A hipertimésia é diferente dos outros tipos de memórias superiores, explicam ainda os cientistas. Em particular, as pessoas com HSAM não têm capacidades excepcionais de aprendizagem. O que as distingue é apenas a sua espectacular memória “autobiográfica” — ou seja, a precisão e a exactidão com que se lembram de tudo o que lhes aconteceu na vida.

Miragens mentais
Seja como for, a descoberta da hipertimésia levou os especialistas a perguntar se as pessoas com HSAM seriam ou não imunes às falsas memórias. E foi isso que a equipa quis agora testar. “De certa forma”, escrevem os autores, “esta capacidade parece contradizer o que se sabe acerca dos processos reconstrutivos, falíveis e maleáveis, subjacentes à memória das pessoas com capacidades mnemónicas normais”.
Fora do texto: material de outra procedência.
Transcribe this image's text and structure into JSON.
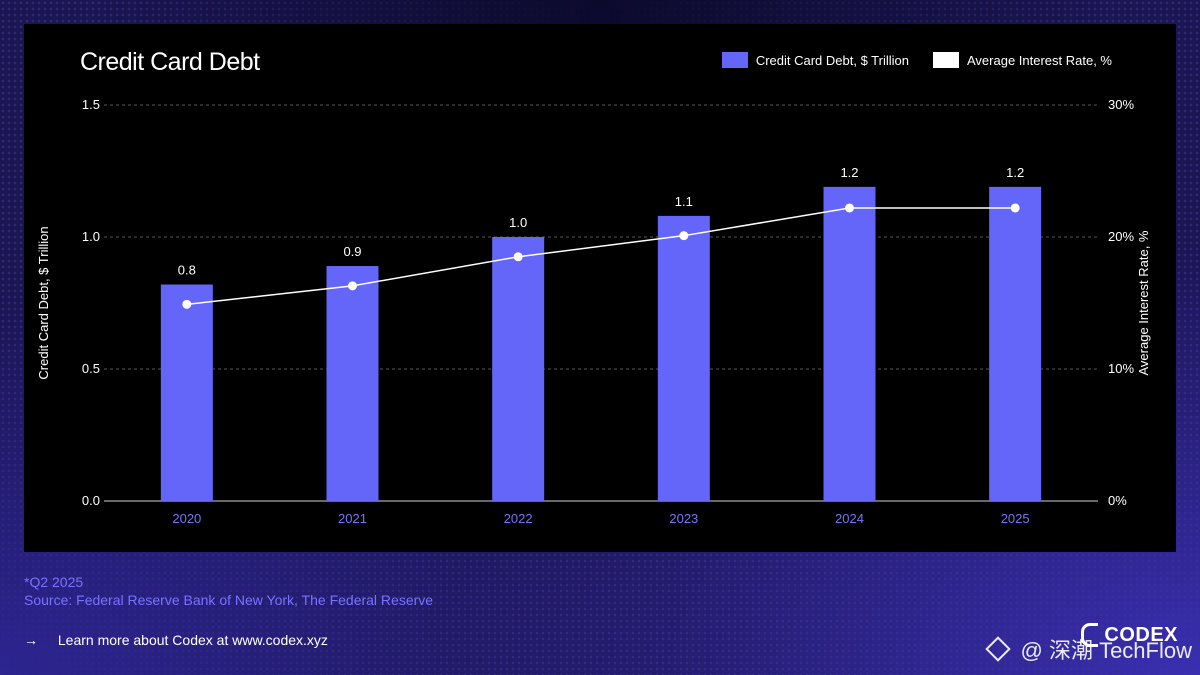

Para fazer o estudo, a equipa realizou, juntos dos 58 participantes com e sem hipertimésia, vários testes que estimulam a produção de falsas memórias. Um deles consiste em enunciar listas de palavras relacionadas entre si — poderiam ser “cama”, “repouso”, “cansado”, “ressonar”, etc. — e em pedir mais tarde aos participantes para se lembrarem do maior número possível de palavras ouvidas. Acontece então que uma palavra como “sono” surge tão frequentemente nas respostas como as diversas palavras da lista... embora nunca tenha sido enunciada durante o teste. Isto porque a ideia de sono está implícita em todas as palavras que os participantes ouviram.

Num outro teste, o “gerador” de falsas memórias consistiu em apresentar uma série de imagens, seguida, algum tempo depois, de frases faladas que confundem a memória dos participantes e os levam a acreditar que viram a imagem de um objecto que apenas foi referido oralmente.

Um terceiro teste ainda consistiu em sugerir aos voluntários que um dado acontecimento fora filmado — neste caso, o preciso instante em que o voo 93 da United Airlines se esmagou no solo da Pensilvânia, a 11 de Setembro de 2001. Embora esse momento trágico dos ataques da Al-Qaeda nunca tenha, na realidade, sido registado em vídeo (as primeiras imagens filmadas foram dos destroços do avião, já a arder no chão), a mera sugestão de que o foi é suficiente para as pessoas ficarem convencidas de ter visto um vídeo inexistente.

Somos todos falíveis
Conclusão da equipa de Loftus: a extraordinária memória dos participantes com hipertimésia não é de todo imune às distorções. Não foram detectadas, em nenhuns dos testes, diferenças significativas entre a taxa de falsas memórias evocadas pelas pessoas com uma memória normal e a taxa de falsas memórias evocadas pelas pessoas com HSAM. Mais ainda: no segundo teste (o das imagens fixas), os voluntários dotados das mais poderosas hipertimésias tiveram mesmo tendência a inventar mais falsas memórias do que os participantes com hipertimésias menos pronunciadas.

“Seja qual for a origem da sua capacidade excepcional em termos de memória autobiográfica, ela não impede [as pessoas com HSAM] de sofrer distorções da memória”, notam os cientistas. O seu estudo, acrescentam, “sugere que os mecanismos de reconstituição da memória que produzem distorções (...) são fundamentais e generalizados nos seres humanos”.

A confirmarem-se, estes resultados poderão ter importantes implicações, nomeadamente na área da justiça, onde a contaminação da memória das testemunhas já teve graves consequências no passado, alertam os cientistas.